ハックルベリーブックスにて、長野ヒデ子絵本原画展を見学。
『ひらがなにっき』の原画を見ることもできました。おばあさんが、苦労しながらも、自分の名前を漢字で書き、孫に手紙を書くにいたるまでの話です。
教育学の研究で、夜間中学や識字教育に関わっている方のお話をお聴きしたことはありましたが、あらためて、「学ぶ」ことや「生きる」ことについて考えさせられました。
識字教育とは、字を書けるようにすることではありません。
パウロ・フレイレは、ブラジルの貧しい農村の字の読めない農夫たちに、自分たちの境遇を考え、自分の暮らし、生活を変えていく力としての言葉の読み書きを教えました。読み書きを通して、人は現実を認識し、世界を変えるために立ち上がるようになるのです。
第一次大戦後、フランスで展開された児童中心主義教育の一つであるフレネ教育では、「自由作文」を大きな柱とし、学びの出発点としています。
子どもの感じていることや言いたいことを、言葉に閉じ込めるのではなく、言葉によって子どもを解放するという考えです。作文というより、生活表現と言えます。
私は高校の教員を辞めた後、「自分史」を研究していました。
「自分史」とは、自分と歴史との接点を書くものです。
定年退職を迎えた「団塊の世代」の経験・技術の伝達手段として、注目を集めています。また、自分の経験を整理し、他者と共有したいという思いを持つ若い世代の書き手も増えています。日々、新たな自分史が書かれ、それらを蓄積していく仕組みも整ってきています。自分史という形式で、膨大な資料が存在しています。
「自分史」は、大正時代の生活綴り方から、戦後の生活記録、そして橋本義夫のふだん記といった文章運動の系譜を受け継いでいる一面もあります。
自分史の文章運動としての背景をたどってみます。
1872年の学制により、作文が小学校に取り入れられました。当時は、手紙や書類の作成のための実用を重視したものでした。1900年の小学校令により、作文が綴り方に改められ、実用中心から題材が広がりました。鈴木三重吉は、綴り方を「人間教育」の一つとして取り扱いました 。『赤い鳥』の影響もあり、学校教育の現場で生活の現実を綴る生活綴方運動が広がりました。
戦後、生活記録運動が展開されました。1951年に出版された無着恭成編『やまびこ学校』(百合出版)は大きな反響を呼び、子どものみならず、労働者や主婦など大人への綴り方運動へと広がりました。

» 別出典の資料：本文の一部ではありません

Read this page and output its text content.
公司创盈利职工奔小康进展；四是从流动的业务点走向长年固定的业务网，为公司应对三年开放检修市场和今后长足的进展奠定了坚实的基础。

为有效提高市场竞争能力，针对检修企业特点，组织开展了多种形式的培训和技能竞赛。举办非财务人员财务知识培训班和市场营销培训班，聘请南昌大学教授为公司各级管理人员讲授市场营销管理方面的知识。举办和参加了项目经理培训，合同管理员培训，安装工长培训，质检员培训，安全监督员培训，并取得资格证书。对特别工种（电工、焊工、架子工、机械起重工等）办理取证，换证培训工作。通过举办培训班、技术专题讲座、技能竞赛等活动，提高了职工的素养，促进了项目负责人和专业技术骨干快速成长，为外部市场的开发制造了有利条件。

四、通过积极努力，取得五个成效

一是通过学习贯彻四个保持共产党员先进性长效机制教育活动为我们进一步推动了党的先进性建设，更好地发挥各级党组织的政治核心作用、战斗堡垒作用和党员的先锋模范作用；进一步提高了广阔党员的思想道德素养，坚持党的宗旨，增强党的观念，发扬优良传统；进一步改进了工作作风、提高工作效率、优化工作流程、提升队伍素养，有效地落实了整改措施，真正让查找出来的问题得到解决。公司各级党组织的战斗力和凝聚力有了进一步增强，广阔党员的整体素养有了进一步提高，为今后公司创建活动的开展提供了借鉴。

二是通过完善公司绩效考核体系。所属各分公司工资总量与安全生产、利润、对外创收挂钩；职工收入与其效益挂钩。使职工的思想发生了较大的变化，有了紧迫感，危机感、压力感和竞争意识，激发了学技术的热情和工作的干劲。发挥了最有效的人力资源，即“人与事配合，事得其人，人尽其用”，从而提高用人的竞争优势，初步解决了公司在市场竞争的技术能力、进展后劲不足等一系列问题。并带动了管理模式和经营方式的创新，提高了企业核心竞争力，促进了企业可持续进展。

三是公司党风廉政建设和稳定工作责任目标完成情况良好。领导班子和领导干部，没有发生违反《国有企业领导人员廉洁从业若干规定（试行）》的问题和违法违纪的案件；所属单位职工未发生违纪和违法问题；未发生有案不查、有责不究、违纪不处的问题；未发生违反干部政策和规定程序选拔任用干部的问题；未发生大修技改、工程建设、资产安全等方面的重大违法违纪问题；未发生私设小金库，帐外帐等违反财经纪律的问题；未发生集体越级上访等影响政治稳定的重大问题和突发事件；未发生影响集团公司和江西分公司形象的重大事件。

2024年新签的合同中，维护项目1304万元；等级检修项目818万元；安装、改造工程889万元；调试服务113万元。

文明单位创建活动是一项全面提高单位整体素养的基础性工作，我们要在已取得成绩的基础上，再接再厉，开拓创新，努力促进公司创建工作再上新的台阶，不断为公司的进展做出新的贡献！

サークルやグループの中で書かれ、個人の体験の社会的意味を認識し、ありのままに書かくことが目指されていました 。この生活記録運動の退潮後、1960年代に八王子で生まれた「庶民の文章運動」が、ふだん記運動です。
「ふだん記」は、ふだん着とかけています。枠やスタイルは教えず、「下手に書きなさい」と励まします。誰しもが、それぞれの生活や経験を持っていて、その下には、それぞれの人間性があります。その生活と人間性を、自分の言葉で表現していく運動でした。
日本でもフレネやフレイレのような実践が広げられていました。
柏まちなかカレッジを始める時に、「自分史」や大正時代の生活綴り方運動にまでさかのぼる「綴る文化史」の流れを意識していました。
・誰しもが、それぞれ貴重な経験を持つ先生であること。
・知識を伝達する銀行型教育ではなく、対話し、協働・連帯していくこと。
・その経験を表現するための手段を持つこと。
・その経験を発表することで、現状を考え、自分の暮らしや社会を変えていく力を持つこと。
あらためて、これまでの活動を振り返ってみようと思います。
フレイレの示す教育は、知識を伝達する教育ではなく、対話を重視した教育です。
教育界ではアクティブ・ラーニングの話題で盛り上がっていますが、経済界から要請された知識を身に着けるためのテクニックとしてだけでなく、批判的な精神や社会をより良くしていくための教育についても見直していく必要があると思います。